Warren Buffett and his lifelong investing partner Charlie Munger have a secret: they have always been good at lifelong learning, believing that it gives people and organisations an advantage over those who don’t learn new things.

Munger hit upon his learning strategy when he was a young lawyer. He decided that whenever his legal work was not as intellectually stimulating as he’d like, he would “sell the best hour of the day to himself.”

He would take otherwise billable time and dedicate it to his own thinking and learning. “And only after improving my mind – only after I’d used my best hour improving myself – would I sell my time to my professional clients,” he says.

“In my whole life, I have known no wise people who didn’t read all the time – none, zero,” he writes in his book, Poor Charlie’s Almanack: The Wit and Wisdom of Charles T Munger.

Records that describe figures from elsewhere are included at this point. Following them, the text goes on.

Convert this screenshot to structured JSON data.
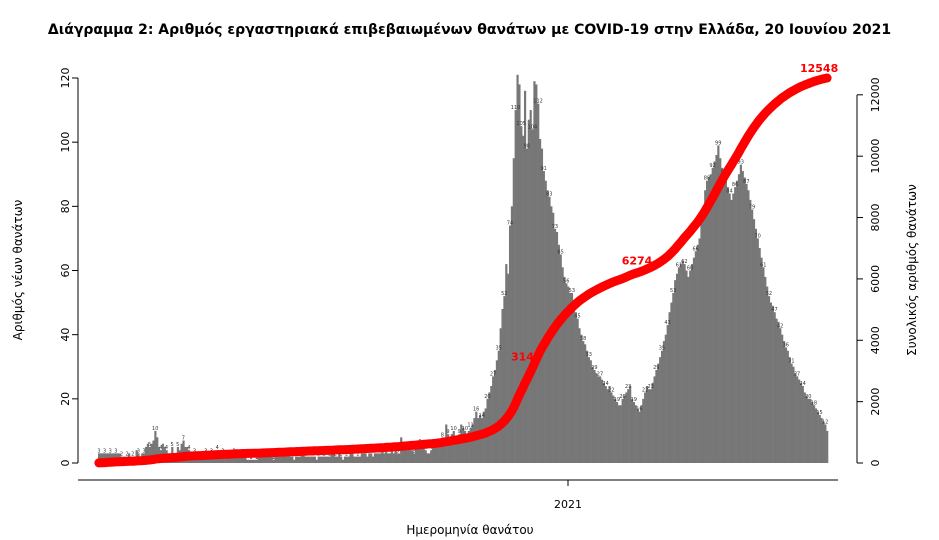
{
  "title": "Διάγραμμα 2: Αριθμός εργαστηριακά επιβεβαιωμένων θανάτων με COVID-19 στην Ελλάδα, 20 Ιουνίου 2021",
  "chart_data": {
    "type": "bar",
    "xlabel": "Ημερομηνία θανάτου",
    "ylabel_left": "Αριθμός νέων θανάτων",
    "ylabel_right": "Συνολικός αριθμός θανάτων",
    "x_tick_label": "2021",
    "ylim_left": [
      0,
      120
    ],
    "yticks_left": [
      0,
      20,
      40,
      60,
      80,
      100,
      120
    ],
    "ylim_right": [
      0,
      12548
    ],
    "yticks_right": [
      0,
      2000,
      4000,
      6000,
      8000,
      10000,
      12000
    ],
    "bar_color": "#777777",
    "line_color": "#ff0000",
    "series": [
      {
        "name": "daily_deaths",
        "values": [
          3,
          3,
          3,
          3,
          3,
          3,
          3,
          3,
          3,
          3,
          3,
          3,
          2,
          2,
          2,
          2,
          3,
          2,
          2,
          2,
          4,
          3,
          2,
          3,
          3,
          5,
          6,
          5,
          6,
          7,
          10,
          8,
          5,
          4,
          6,
          5,
          4,
          3,
          3,
          5,
          3,
          2,
          5,
          4,
          6,
          7,
          5,
          5,
          4,
          3,
          2,
          3,
          2,
          2,
          2,
          3,
          2,
          3,
          2,
          2,
          3,
          3,
          2,
          4,
          3,
          2,
          3,
          3,
          2,
          2,
          2,
          2,
          3,
          2,
          2,
          2,
          2,
          2,
          2,
          1,
          1,
          1,
          1,
          1,
          1,
          2,
          2,
          3,
          2,
          2,
          3,
          2,
          2,
          1,
          2,
          2,
          3,
          2,
          2,
          3,
          2,
          3,
          2,
          2,
          1,
          2,
          2,
          2,
          3,
          3,
          2,
          2,
          2,
          2,
          2,
          2,
          1,
          2,
          2,
          2,
          2,
          2,
          2,
          2,
          3,
          3,
          2,
          2,
          3,
          2,
          1,
          2,
          2,
          2,
          3,
          4,
          2,
          2,
          2,
          2,
          3,
          3,
          3,
          2,
          3,
          3,
          2,
          3,
          3,
          3,
          3,
          4,
          3,
          4,
          3,
          3,
          4,
          3,
          4,
          3,
          3,
          8,
          4,
          4,
          4,
          5,
          4,
          4,
          3,
          5,
          6,
          6,
          5,
          5,
          4,
          3,
          3,
          4,
          6,
          5,
          6,
          7,
          7,
          8,
          7,
          12,
          9,
          8,
          9,
          10,
          8,
          7,
          9,
          12,
          11,
          10,
          9,
          10,
          11,
          12,
          14,
          16,
          14,
          15,
          14,
          16,
          17,
          20,
          22,
          24,
          27,
          29,
          32,
          35,
          42,
          48,
          52,
          62,
          59,
          74,
          80,
          95,
          110,
          121,
          118,
          105,
          102,
          116,
          98,
          107,
          110,
          104,
          119,
          118,
          112,
          101,
          98,
          91,
          88,
          85,
          83,
          80,
          78,
          73,
          72,
          68,
          65,
          61,
          58,
          56,
          55,
          53,
          53,
          50,
          47,
          45,
          42,
          40,
          38,
          37,
          35,
          33,
          32,
          30,
          29,
          28,
          27,
          27,
          26,
          25,
          24,
          23,
          24,
          22,
          21,
          20,
          19,
          18,
          18,
          20,
          21,
          22,
          23,
          24,
          20,
          19,
          18,
          17,
          16,
          18,
          20,
          22,
          24,
          23,
          23,
          25,
          27,
          29,
          31,
          33,
          35,
          38,
          40,
          43,
          47,
          50,
          53,
          57,
          59,
          61,
          62,
          63,
          62,
          60,
          58,
          60,
          62,
          64,
          66,
          68,
          70,
          75,
          80,
          85,
          88,
          89,
          90,
          92,
          94,
          96,
          99,
          95,
          92,
          90,
          88,
          86,
          84,
          82,
          84,
          86,
          88,
          90,
          93,
          91,
          89,
          87,
          85,
          82,
          79,
          76,
          73,
          70,
          67,
          64,
          61,
          58,
          55,
          52,
          50,
          49,
          47,
          45,
          44,
          42,
          40,
          38,
          36,
          35,
          33,
          31,
          30,
          28,
          27,
          26,
          25,
          24,
          22,
          21,
          20,
          20,
          19,
          18,
          17,
          16,
          15,
          14,
          13,
          12,
          10
        ]
      },
      {
        "name": "cumulative_deaths",
        "labels": [
          3140,
          6274,
          12548
        ]
      }
    ],
    "legend": "none",
    "grid": false
  }
}
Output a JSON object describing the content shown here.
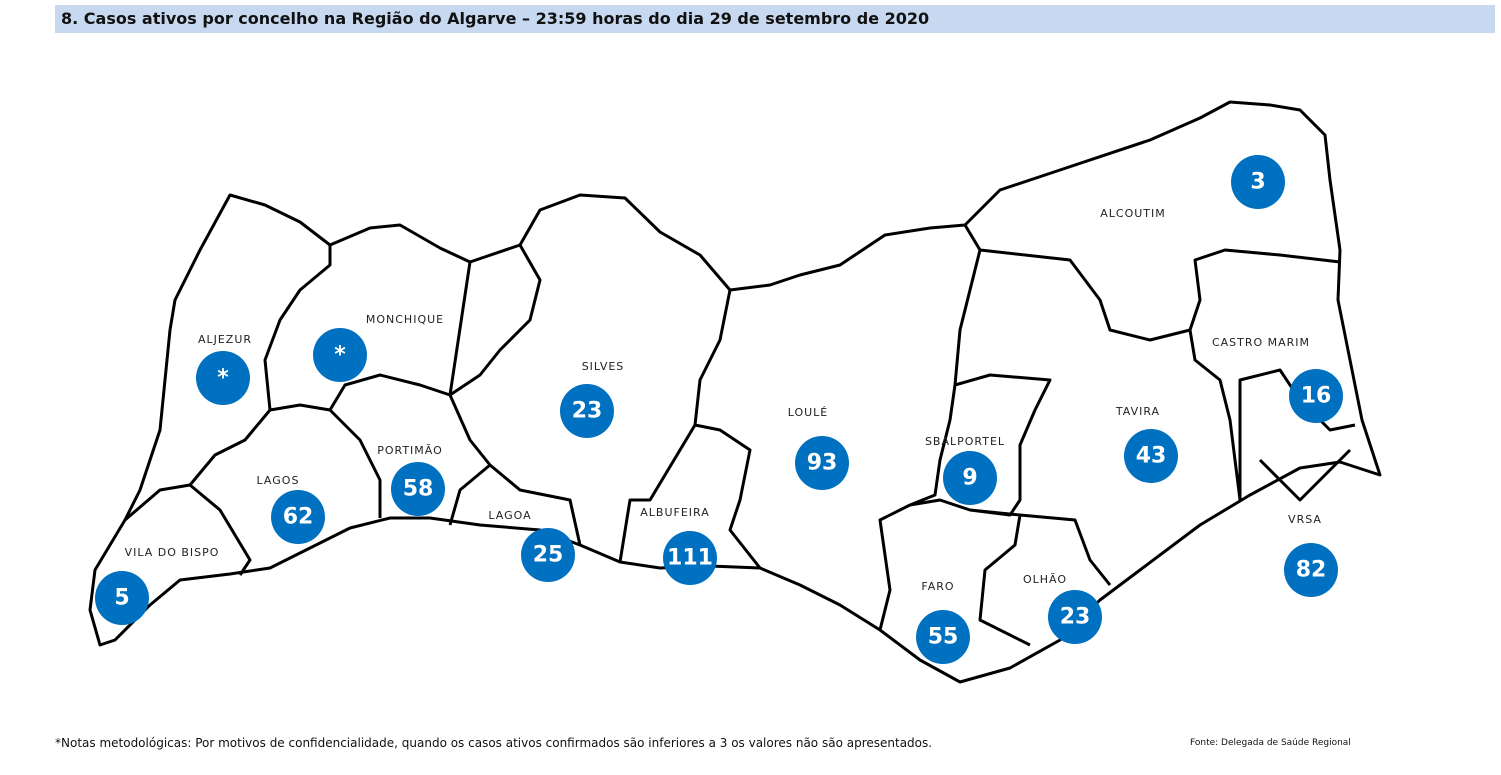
{
  "header": {
    "title": "8.   Casos ativos por concelho na Região do Algarve – 23:59 horas do dia 29 de setembro de 2020"
  },
  "municipalities": [
    {
      "name": "ALJEZUR",
      "value": "*"
    },
    {
      "name": "MONCHIQUE",
      "value": "*"
    },
    {
      "name": "SILVES",
      "value": 23
    },
    {
      "name": "LAGOS",
      "value": 62
    },
    {
      "name": "PORTIMÃO",
      "value": 58
    },
    {
      "name": "LAGOA",
      "value": 25
    },
    {
      "name": "VILA DO BISPO",
      "value": 5
    },
    {
      "name": "ALBUFEIRA",
      "value": 111
    },
    {
      "name": "LOULÉ",
      "value": 93
    },
    {
      "name": "SBALPORTEL",
      "value": 9
    },
    {
      "name": "FARO",
      "value": 55
    },
    {
      "name": "OLHÃO",
      "value": 23
    },
    {
      "name": "TAVIRA",
      "value": 43
    },
    {
      "name": "ALCOUTIM",
      "value": 3
    },
    {
      "name": "CASTRO MARIM",
      "value": 16
    },
    {
      "name": "VRSA",
      "value": 82
    }
  ],
  "footer": {
    "note": "*Notas metodológicas: Por motivos de confidencialidade, quando os casos ativos confirmados são inferiores a 3 os valores não são apresentados.",
    "source": "Fonte: Delegada de Saúde Regional"
  }
}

“You’d be amazed at how much Warren reads – at how much I read. My children laugh at me. They think I’m a book with a couple of legs sticking out.”

Turn employees into learning machines

Before you begin to try to instil an understanding of and love for learning, you need to instil the idea that your staff members are accountable for their own futures, for their successes and failures and those of the business they work in.

Once you’ve succeeded in getting your employees to start thinking about their goals and what they need to do to achieve those goals, you can help them progress in a number of ways:

1. Take the initiative.

Lead by example, talk to your employees about your own approach to self-directed learning, and share experiences that show how easy it can be to apply.

2. Identify their learning needs.

If you don’t already have a performance management system, you need to implement one. It will provide a baseline that shows your staff what is expected of them and where there may be gaps in their knowledge or skills.

3. Formulating learning goals. 

It‘s important that you show your staff the benefits of personal growth, perhaps through incentive programmes or career development opportunities.

4. Evaluating learning outcomes.

As part of your regular interactions with staff, ask them to outline something new that they have learnt every day, week or month.

Encourage them to reflect on when, where and how they learnt. Through this evaluation, you will begin to see trends in their self-directed learning and they will be motivated by what they now see as an environment rich with learning opportunities.

Usually, people stay narrowly focused on doing the work, rather than on learning what’s needed to improve the work. Top executives today understand that lifelong learning creates extraordinary value for their people, and their organisations.